I shrugged. “Itwasmy world, man.”
***
My conversation with Lucky went in circles, but it was always going to when I couldn’t talk about the true reason I’d turned my back on sabbing. My explanations were holey as fuck, and he was sharp enough to know it.
Eventually, he let me be, and I escaped upstairs to continue what I’d started the night Rae had brought perspective crashing back into my conscience. My laptop lay on my bed where I’d left it that morning. I opened it and the sab blog I’d tracked Rae to through the email address he’d left on my pillow filled my screen. Like everything linked to the cause, personal info was scant, but I’d written the book on this shit. From the very first post I’d read, I’d known the words were his.
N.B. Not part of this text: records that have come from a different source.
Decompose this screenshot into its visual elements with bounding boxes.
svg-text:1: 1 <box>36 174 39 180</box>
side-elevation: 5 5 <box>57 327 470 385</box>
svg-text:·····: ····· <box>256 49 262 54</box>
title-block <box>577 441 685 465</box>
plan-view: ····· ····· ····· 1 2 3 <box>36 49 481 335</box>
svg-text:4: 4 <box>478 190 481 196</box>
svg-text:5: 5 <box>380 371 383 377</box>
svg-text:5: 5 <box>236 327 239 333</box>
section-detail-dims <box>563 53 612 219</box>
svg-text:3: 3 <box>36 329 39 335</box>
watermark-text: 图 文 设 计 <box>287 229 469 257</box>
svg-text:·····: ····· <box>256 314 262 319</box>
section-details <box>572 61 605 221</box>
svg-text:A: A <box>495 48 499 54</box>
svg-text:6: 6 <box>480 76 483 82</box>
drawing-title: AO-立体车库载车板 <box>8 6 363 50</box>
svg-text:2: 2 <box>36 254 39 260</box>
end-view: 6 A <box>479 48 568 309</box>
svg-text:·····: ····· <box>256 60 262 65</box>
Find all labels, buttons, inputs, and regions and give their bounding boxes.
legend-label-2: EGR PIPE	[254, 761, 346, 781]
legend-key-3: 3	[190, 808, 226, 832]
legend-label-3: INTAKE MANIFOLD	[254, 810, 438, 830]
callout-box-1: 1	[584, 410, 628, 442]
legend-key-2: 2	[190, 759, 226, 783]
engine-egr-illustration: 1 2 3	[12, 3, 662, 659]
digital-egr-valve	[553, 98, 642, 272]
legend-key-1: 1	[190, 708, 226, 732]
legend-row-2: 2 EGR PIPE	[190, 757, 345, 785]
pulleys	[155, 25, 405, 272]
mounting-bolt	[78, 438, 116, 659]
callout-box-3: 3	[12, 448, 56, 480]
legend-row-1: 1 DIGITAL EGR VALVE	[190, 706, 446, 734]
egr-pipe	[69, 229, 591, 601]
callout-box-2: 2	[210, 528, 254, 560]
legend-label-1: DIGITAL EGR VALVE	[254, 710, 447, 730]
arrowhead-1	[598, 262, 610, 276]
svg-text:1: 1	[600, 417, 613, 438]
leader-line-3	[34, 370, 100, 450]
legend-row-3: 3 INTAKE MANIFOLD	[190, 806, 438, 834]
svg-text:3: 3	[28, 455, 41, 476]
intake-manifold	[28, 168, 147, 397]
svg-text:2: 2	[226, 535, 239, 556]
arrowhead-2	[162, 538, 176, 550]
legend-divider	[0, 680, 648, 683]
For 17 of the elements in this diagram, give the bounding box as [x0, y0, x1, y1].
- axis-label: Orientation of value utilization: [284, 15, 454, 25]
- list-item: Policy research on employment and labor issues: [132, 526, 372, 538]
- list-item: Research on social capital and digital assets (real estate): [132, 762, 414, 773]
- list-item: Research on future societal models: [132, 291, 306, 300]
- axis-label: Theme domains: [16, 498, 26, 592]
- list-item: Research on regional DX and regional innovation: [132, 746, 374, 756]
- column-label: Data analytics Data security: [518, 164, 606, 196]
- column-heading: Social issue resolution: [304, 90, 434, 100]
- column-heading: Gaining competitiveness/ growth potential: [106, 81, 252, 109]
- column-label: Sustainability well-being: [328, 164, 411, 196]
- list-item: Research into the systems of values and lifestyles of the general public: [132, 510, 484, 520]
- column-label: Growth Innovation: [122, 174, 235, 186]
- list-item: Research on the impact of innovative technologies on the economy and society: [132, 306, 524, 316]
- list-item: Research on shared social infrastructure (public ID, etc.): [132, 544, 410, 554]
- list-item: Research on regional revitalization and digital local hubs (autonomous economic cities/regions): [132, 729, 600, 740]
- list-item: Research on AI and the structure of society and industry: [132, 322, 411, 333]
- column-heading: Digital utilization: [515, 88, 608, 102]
Didn’t stop me reading every damn entry, though, following Rae from the moment he’d joined the Bedfordshire sab gang three years ago to his report of last weekend’s hunt—a post I’d been halfway through when Lucky had cornered me at work. Disabling vehicles, setting false trails, distracting the hounds, it was all so fucking familiar, but yet somehow seemed alien now. As though I was so removed from it now that Rae was from another world.
Right. That’s why you’re reading his blog like a fucking stalker?
Whatever. I found my place in the article and read on, picking up where I’d left off as the hunt swept past Rae’s hiding place, chasing down the scents he’d spent days trying to conceal. He threw himself in their path, blowing a whistle, shouting, screaming—anything to distract the baying hounds—and my pulse quickened. I knew how it felt to have a horse ride over you.